If you edit the settings.js file you will see the line

uiPort: process.env.PORT || 1880,

change the port number and then save the file. You will need to restart Node Red

Hi @mtoko and thank you for the reply. I ll give it a try.

What do you mean by a 'gateway'. If they are separate devices they will have different IP addresses so they can all use the port 1880 without problems.

Hi Colin,
by gateway i m referring to the device that hosts node red. I think you are right that since each device has a different ip i don't really need to create a separate port forward. How didn't i think of this?? Thank you!

Hi Colin,
The problem with this approach is that i need to access the gateway from the outside, that is from the internet so your solution on second thought doesn't work.

Sounds like you have multiple Node-Red systems (why?), then look at a reverse proxy like NGINX if you want to connect to them from the Internet.

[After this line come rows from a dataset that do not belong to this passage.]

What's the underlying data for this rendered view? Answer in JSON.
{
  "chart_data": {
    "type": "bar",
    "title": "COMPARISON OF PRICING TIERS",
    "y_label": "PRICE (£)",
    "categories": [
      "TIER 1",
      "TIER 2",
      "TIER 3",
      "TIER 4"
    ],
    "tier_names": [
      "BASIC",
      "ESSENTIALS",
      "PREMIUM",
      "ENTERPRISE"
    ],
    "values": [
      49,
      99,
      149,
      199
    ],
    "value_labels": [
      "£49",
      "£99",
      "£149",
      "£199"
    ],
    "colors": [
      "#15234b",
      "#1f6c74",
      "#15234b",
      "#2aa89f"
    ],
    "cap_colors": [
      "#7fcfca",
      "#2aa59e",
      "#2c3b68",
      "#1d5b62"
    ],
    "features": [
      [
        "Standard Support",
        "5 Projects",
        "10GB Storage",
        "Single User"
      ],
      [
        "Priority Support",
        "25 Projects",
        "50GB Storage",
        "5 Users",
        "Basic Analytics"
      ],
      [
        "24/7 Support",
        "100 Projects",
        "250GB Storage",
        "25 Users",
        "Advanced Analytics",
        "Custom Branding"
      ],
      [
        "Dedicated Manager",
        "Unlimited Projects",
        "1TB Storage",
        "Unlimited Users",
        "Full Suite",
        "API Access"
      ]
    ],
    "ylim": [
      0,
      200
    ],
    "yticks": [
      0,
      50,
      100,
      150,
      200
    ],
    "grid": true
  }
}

Also look at the guide here for securing Node-Red for Internet use.

You need to think very carefully about the security implications of opening node-red to the internet, however if you do open ports the router will allow you to specify a different external port to an internal one, so you could route port 2880 to port 1880 of device 1, port 3880 to port 1880 of device 2, etc.

  • You mentioned you send commands to Node.RED. It would be interesting to know what protocol you use and for what purpose? Perhaps MQTT data? Admin HTTP to Node-RED? TCP connections?

  • The answers in the forum (this post many others), as well as the documentation, shows that changing the port number for Node-RED is quite easy but then you hit another issue: you would need to do some port forwarding in your router. Is this a big issue or perhaps there is some constraint that prevents you from doing so?

If the solution: change Node-RED + configure port forward in the router is the issue then you may want to have a look on ngrok. It comes with pros and const as usual for everything.

You don't even need to do that. Simply pass the PORT environment variable as you start Node-RED.

Only if you need to access the systems from outside the router.

There is also another option if you do need to do this. Put your microserver instances (multiple Node-RED instances in this case) behind a reverse proxy. NGINX or HAproxy for example.

In doing so, you get a number of benefits. You can get better performance, better security and you can rewrite the different ports to a single, standard port with different paths.

If he doesn't need to access them outside the router then he doesn't need to change the ports, as they will have different IP addresses.

You are correct of course. I was thinking about multiple instances on a single device.